The second year (1967), KHJ had the listeners send in birthday cards. No prizes for the qualifiers, but the winner got a 1967 Firebird 400 Convertible.
The third year (1968), the listeners sent cards in again. This time, they gave away a color TV. One.
Maybe they felt like they were cheaping out. So in 1969, for KHJ's fourth birthday, they came up with the "Birthday Payday" contest.
Each hour, KHJ would announce some sort of historic event, but withhold the date. If you were whatever number caller, you told them your birthday (month and day) and if your birthday matched the date of the historical event, which they'd announce on the air, you won whatever the jackpot was.
It launched on Wednesday afternoon, April 30 with $2,500 and went up by ten bucks each time they had a loser.
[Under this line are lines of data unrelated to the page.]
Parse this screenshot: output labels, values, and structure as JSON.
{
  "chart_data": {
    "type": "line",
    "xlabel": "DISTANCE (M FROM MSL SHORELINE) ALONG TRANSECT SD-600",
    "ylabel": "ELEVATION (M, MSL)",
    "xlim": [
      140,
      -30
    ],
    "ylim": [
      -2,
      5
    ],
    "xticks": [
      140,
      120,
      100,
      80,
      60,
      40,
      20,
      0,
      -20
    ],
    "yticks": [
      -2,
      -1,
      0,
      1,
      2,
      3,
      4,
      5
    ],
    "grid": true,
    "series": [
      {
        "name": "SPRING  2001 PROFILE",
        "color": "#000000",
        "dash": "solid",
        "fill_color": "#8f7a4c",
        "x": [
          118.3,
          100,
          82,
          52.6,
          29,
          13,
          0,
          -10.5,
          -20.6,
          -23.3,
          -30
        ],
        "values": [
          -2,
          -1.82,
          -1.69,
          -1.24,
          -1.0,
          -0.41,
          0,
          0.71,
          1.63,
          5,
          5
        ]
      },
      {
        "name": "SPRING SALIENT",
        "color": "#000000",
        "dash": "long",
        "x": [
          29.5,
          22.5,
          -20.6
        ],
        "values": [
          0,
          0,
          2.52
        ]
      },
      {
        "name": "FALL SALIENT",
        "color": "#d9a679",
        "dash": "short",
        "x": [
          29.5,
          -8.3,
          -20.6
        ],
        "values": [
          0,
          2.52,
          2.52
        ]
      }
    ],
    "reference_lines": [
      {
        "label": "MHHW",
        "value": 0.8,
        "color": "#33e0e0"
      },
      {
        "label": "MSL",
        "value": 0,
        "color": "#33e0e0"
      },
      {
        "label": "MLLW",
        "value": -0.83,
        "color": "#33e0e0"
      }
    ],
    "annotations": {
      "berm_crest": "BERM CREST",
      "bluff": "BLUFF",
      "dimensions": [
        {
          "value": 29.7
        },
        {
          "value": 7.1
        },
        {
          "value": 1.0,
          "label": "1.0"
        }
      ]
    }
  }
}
Their winner happened overnight Friday night into Saturday morning, May 3. $2,920. Too soon, too little, wrong daypart. Sucks for promotion, so KHJ figures it's worth it to re-launch the contest with another $2,500 Monday morning.
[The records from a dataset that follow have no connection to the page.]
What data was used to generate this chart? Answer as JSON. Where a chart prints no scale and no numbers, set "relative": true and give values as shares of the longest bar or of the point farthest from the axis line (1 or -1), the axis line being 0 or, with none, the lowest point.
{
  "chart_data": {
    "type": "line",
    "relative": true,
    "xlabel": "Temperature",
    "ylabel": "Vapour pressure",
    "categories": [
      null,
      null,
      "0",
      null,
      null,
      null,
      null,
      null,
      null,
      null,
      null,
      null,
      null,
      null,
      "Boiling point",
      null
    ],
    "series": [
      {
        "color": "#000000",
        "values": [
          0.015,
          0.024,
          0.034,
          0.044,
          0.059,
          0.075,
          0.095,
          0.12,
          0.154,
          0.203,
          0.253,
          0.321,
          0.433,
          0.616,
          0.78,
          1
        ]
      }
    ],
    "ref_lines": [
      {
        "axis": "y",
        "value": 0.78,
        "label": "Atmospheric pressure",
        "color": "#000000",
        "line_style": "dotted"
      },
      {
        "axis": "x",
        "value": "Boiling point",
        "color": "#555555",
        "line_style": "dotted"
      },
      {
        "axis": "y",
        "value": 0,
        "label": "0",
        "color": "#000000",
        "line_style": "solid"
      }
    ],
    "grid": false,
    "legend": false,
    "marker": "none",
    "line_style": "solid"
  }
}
A second winner 45 hours after re-launch---$2,950. Again in overnights on May 7.
So, KHJ, made of money in those days, decides to roll the dice one more time, and re-set the jackpot to $2,500, with ten bucks added each hour until the jackpot is won.
And every hour of every day for the rest of the May---nobody wins. By May 30, the jackpot is $8,020. On the back of the May 28 Boss 30, there's a promo that reads:
"On July 16, 1969, the United States is scheduled to rocket the first man to the moon! If the "Birthday Payday" jackpot hasn't been won by then, it'll be worth $18,230 in KHJ cash!"
The trouble is that the official rules for the contest didn't give an end date. KHJ was stuck.
Until the first week of June. When a listener claims what is by then a $10,420 jackpot ($91,520 in today's money).
And for the third time---it happened in overnights. 3:11 a.m.:
For KHJ's fifth birthday (1970), Bill Wade held a piece of cake up to the camera for a Boss 30 cover.
KHJ never mentioned its birthday again.